Diesen zutreffenden Ausführungen schließt sich der Senat an und macht sie sich zu eigen.
b) Auch die weitere Verfahrensrüge, der Bußgeldrichter habe durch mangelnde Einholung eines Sachverständigengutachtens seine Aufklärungspflicht verletzt, ist nicht ordnungsgemäß im Sinne von § 79 Abs. 3 Satz 1, § 80 Abs. 3 OWiG, § 344 Abs. 2 Satz 2 StPO ausgeführt. Das Beschwerdevorbringen lässt bereits offen, für welche Tatsache(n) das vermisste Sachverständigengutachten hätte Beweis erbringen sollen.

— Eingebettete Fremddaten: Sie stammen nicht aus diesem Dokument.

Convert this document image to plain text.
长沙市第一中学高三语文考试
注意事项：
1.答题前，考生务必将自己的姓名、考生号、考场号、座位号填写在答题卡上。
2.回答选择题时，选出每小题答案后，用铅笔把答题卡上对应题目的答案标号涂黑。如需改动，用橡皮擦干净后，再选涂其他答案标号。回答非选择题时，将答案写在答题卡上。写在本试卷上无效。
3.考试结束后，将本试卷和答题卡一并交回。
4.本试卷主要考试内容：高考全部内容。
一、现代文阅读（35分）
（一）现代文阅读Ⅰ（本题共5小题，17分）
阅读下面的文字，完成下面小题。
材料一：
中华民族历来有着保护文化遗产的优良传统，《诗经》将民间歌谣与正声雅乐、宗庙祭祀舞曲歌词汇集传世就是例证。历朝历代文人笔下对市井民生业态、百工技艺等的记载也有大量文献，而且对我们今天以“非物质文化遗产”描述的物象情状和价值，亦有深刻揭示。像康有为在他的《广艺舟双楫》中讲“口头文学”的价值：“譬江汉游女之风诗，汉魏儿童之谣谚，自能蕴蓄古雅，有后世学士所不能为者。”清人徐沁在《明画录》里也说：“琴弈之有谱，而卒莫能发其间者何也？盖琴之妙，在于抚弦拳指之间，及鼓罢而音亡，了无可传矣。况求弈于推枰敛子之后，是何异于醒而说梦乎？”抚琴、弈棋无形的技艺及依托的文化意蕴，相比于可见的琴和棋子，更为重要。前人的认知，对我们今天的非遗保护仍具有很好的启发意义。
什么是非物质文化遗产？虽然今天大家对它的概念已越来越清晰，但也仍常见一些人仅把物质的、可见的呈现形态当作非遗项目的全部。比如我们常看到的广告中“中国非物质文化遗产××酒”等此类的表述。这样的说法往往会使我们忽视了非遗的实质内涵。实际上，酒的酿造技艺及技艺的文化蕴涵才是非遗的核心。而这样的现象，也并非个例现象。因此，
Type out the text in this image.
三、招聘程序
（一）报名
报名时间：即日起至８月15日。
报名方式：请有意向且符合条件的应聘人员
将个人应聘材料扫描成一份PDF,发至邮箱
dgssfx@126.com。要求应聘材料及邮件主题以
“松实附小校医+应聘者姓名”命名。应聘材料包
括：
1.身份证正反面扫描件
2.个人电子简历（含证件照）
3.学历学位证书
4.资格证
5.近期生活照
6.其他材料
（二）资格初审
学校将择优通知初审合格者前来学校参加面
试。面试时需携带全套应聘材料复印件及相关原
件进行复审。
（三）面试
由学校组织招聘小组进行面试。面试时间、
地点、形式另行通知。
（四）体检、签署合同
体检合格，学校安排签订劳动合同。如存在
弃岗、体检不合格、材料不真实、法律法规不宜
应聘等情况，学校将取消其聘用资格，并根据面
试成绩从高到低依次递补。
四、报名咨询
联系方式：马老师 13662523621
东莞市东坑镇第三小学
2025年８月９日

2. In materieller Hinsicht deckt die auf die erhobene Sachrüge gebotene umfassende Nachprüfung des Urteils keinen Rechtsfehler auf, der nach § 80 Abs. 1 Nr. 1 OWiG die Zulassung der Rechtsbeschwerde geböte.
a) In der obergerichtlichen Rechtsprechung ist hinreichend geklärt und bedarf deshalb keiner (weiteren) Entscheidung durch den Senat, welchen Anforderungen die Gründe eines Urteils in Bußgeldsachen gemäß § 71 Abs. 1 OWiG, § 267 StPO genügen müssen. Unerlässlich ist danach die Angabe der für erwiesen erachteten Tatsachen, in denen die gesetzlichen Merkmale der verwirklichten Ordnungswidrigkeit gesehen werden; darüber hinaus müssen die Urteilsgründe in einer jeden Zweifel ausschließenden Weise zum Ausdruck bringen, welchen gesetzlichen Tatbestand das Gericht als erfüllt ansieht und welche Vorschriften für die Bemessung von Rechtsfolgen maßgeblich waren (vgl. etwa Senat, Beschlüsse vom 6. August 2018 - 3 Ws (B) 168/18 - und vom 29. August 2016 - 3 Ws (B) 410...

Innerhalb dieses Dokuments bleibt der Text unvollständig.